Nicht das, was der Mensch auf Erden aus sich selbst gemacht hatte, nicht das, was in diesen Weltverhältnissen aus ihm geworden war, soll fortleben. Sondern so, wie Gott anfänglich ihn schuf, soll er wieder aufleben, ja dieser göttliche Anfang soll in der Auferstehung vollendet sein, viel herrlicher noch als "am ersten Tag". Der auferstandene Mensch wird im göttlichen Lichtglanz erstrahlen (1. Korinther 15,25ff.). Das göttliche Original, das jeder Mensch darstellt, wird hier erst zur vollen Entfaltung kommen. Darum wird jeder kenntlich sein als der, der er ist.

Im Vergleich zum jetzigen Zustand des Menschen bedeutet die Auferstehung eine völlige Verwandlung oder Neuschöpfung (1. Korinther 15,51). Das sagt der Apostel Paulus mit den Worten: "Es wird gesät in Niedrigkeit und wird auferstehen in Herrlichkeit. Es wird gesät in Armseligkeit und wird auferstehen in Kraft. Es wird gesät ein natürlicher Leib und wird auferstehen ein geistlicher Leib" (1. Korinther 15,43f.).

Die Auferstehung Jesu ist bahnbrechend als die erste endgültige Auferstehung innerhalb der Menschheit (1. Korinther 15,23). Aber weit mehr: Sie ist ein Weltereignis. Die finsteren geistlichen Mächte, die ihre äusserste Macht aufgeboten hatten beim Tod Jesu, sind durch seine Auferstehung an der entscheidenen Stelle entmächtigt. Eine völlige Umwälzung der gesamten Weltzustände ist damit angebahnt.

Indem Jesus in die neue göttliche Seinsweise einging, ist ein Durchbruch zur oberen Lichtwelt erfolgt. Das ist von unabsehbarer Bedeutung für alle, die in Verbindung mit Christus stehen. Als Kolumbus zur Neuen Welt vordrang, war sie nicht nur für ihn, sondern für die ganze Alte Welt erschlossen. Wenn einer aus dem verschütteten Bergwerk den Weg ins Freie findet, so sind alle Verschütteten frei. - Dieser Vergleich zeigt, warum die Apostel nicht genug davon sprechen können, welche unermesslichen Folgen die Auferstehung Jesu hat. "Gott hat uns mit Christus auferweckt und in die Himmelswelt versetzt" (Epheser 2,6).
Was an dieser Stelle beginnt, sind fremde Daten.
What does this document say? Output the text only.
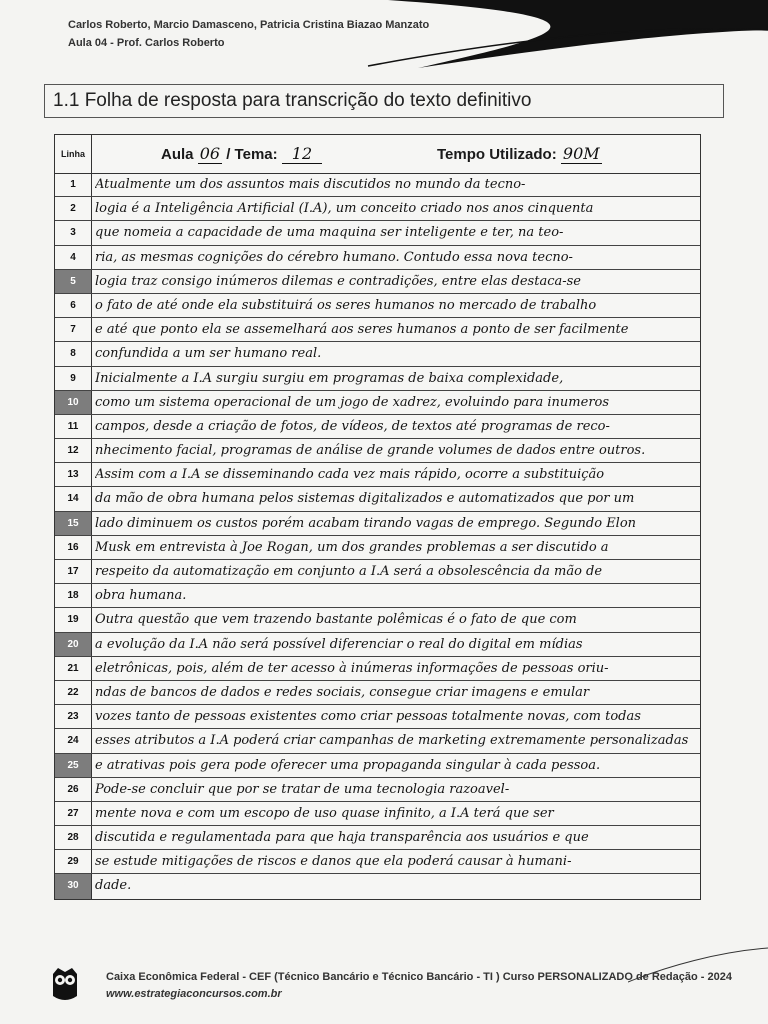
Carlos Roberto, Marcio Damasceno, Patricia Cristina Biazao Manzato
Aula 04 - Prof. Carlos Roberto
1.1 Folha de resposta para transcrição do texto definitivo
Linha	Aula 06 / Tema: 12	Tempo Utilizado: 90M
1	Atualmente um dos assuntos mais discutidos no mundo da tecno-
2	logia é a Inteligência Artificial (I.A), um conceito criado nos anos cinquenta
3	que nomeia a capacidade de uma maquina ser inteligente e ter, na teo-
4	ria, as mesmas cognições do cérebro humano. Contudo essa nova tecno-
5	logia traz consigo inúmeros dilemas e contradições, entre elas destaca-se
6	o fato de até onde ela substituirá os seres humanos no mercado de trabalho
7	e até que ponto ela se assemelhará aos seres humanos a ponto de ser facilmente
8	confundida a um ser humano real.
9	Inicialmente a I.A surgiu surgiu em programas de baixa complexidade,
10	como um sistema operacional de um jogo de xadrez, evoluindo para inumeros
11	campos, desde a criação de fotos, de vídeos, de textos até programas de reco-
12	nhecimento facial, programas de análise de grande volumes de dados entre outros.
13	Assim com a I.A se disseminando cada vez mais rápido, ocorre a substituição
14	da mão de obra humana pelos sistemas digitalizados e automatizados que por um
15	lado diminuem os custos porém acabam tirando vagas de emprego. Segundo Elon
16	Musk em entrevista à Joe Rogan, um dos grandes problemas a ser discutido a
17	respeito da automatização em conjunto a I.A será a obsolescência da mão de
18	obra humana.
19	Outra questão que vem trazendo bastante polêmicas é o fato de que com
20	a evolução da I.A não será possível diferenciar o real do digital em mídias
21	eletrônicas, pois, além de ter acesso à inúmeras informações de pessoas oriu-
22	ndas de bancos de dados e redes sociais, consegue criar imagens e emular
23	vozes tanto de pessoas existentes como criar pessoas totalmente novas, com todas
24	esses atributos a I.A poderá criar campanhas de marketing extremamente personalizadas
25	e atrativas pois gera pode oferecer uma propaganda singular à cada pessoa.
26	Pode-se concluir que por se tratar de uma tecnologia razoavel-
27	mente nova e com um escopo de uso quase infinito, a I.A terá que ser
28	discutida e regulamentada para que haja transparência aos usuários e que
29	se estude mitigações de riscos e danos que ela poderá causar à humani-
30	dade.
Caixa Econômica Federal - CEF (Técnico Bancário e Técnico Bancário - TI ) Curso PERSONALIZADO de Redação - 2024
www.estrategiaconcursos.com.br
Eine sinngebende Tat Gottes

Die Auferweckung Jesu ist nicht sozusagen ein mehr oder weniger unwichtiges Siegel auf das Erlösungswerk im Kreuz, sondern gibt ihm erst seinen Sinn. Gott hat im Kreuz Jesu die Vergebung der Sünden, die Erlösung, die Versöhnung und die Rechtfertigung der Menschheit vollbracht (Epheser 1,7; Matth 20,28; 2. Korinther 5,19; Römer 5,9.18; 3,24) und der erlösten, versöhnten und gerechtgesprochenen Menschheit in der Auferweckung Christi das ihr zukommende Leben verliehen. Denn zur Sünde gehört notwendig der Tod, aber zur Gerechtigkeit gehört - ebenso notwendig - das Leben: das ist Gottes ewige Regel. Darum bedeutet die Gnadengabe der Gerechtigkeit immer auch die Gnadengabe des Lebens, und dieses Leben hat uns Gott in dem auferstandenen Herrn Jesus geschenkt.

So ist unser Herr Jesus "um unsrer Rechtfertigung willen auferweckt" (Römer 4,25), um uns das Leben zu bringen, ja um selbst unser Leben zu sein. Denn die Auferweckung des Hauptes bringt auch dem Leib und den Gliedern das Leben, damit, wie Christus auferweckt ist durch die Siegesgewalt des Vaters, auch wir in einem neuen Lebenszustand wandeln sollen (Römer 6,4).

Er ist auferstanden, um "der Herr" zu sein (Römer 14,9), und das heisst: um inmitten einer erlösten Menschheit seine Gnadenherrschaft aufzurichten und die Frucht und Beute seines Sieges auszuteilen. - Die Auferstehung Jesu wird von den Aposteln stets zugleich mit seinem Kreuz verkündet, jedoch als das Grössere, als das "Vielmehr" (Römer 8,34), von woher das Kreuz erst verstanden werden kann. Glaube an die Rettung durch Christus ist Glaube an seine Auferstehung!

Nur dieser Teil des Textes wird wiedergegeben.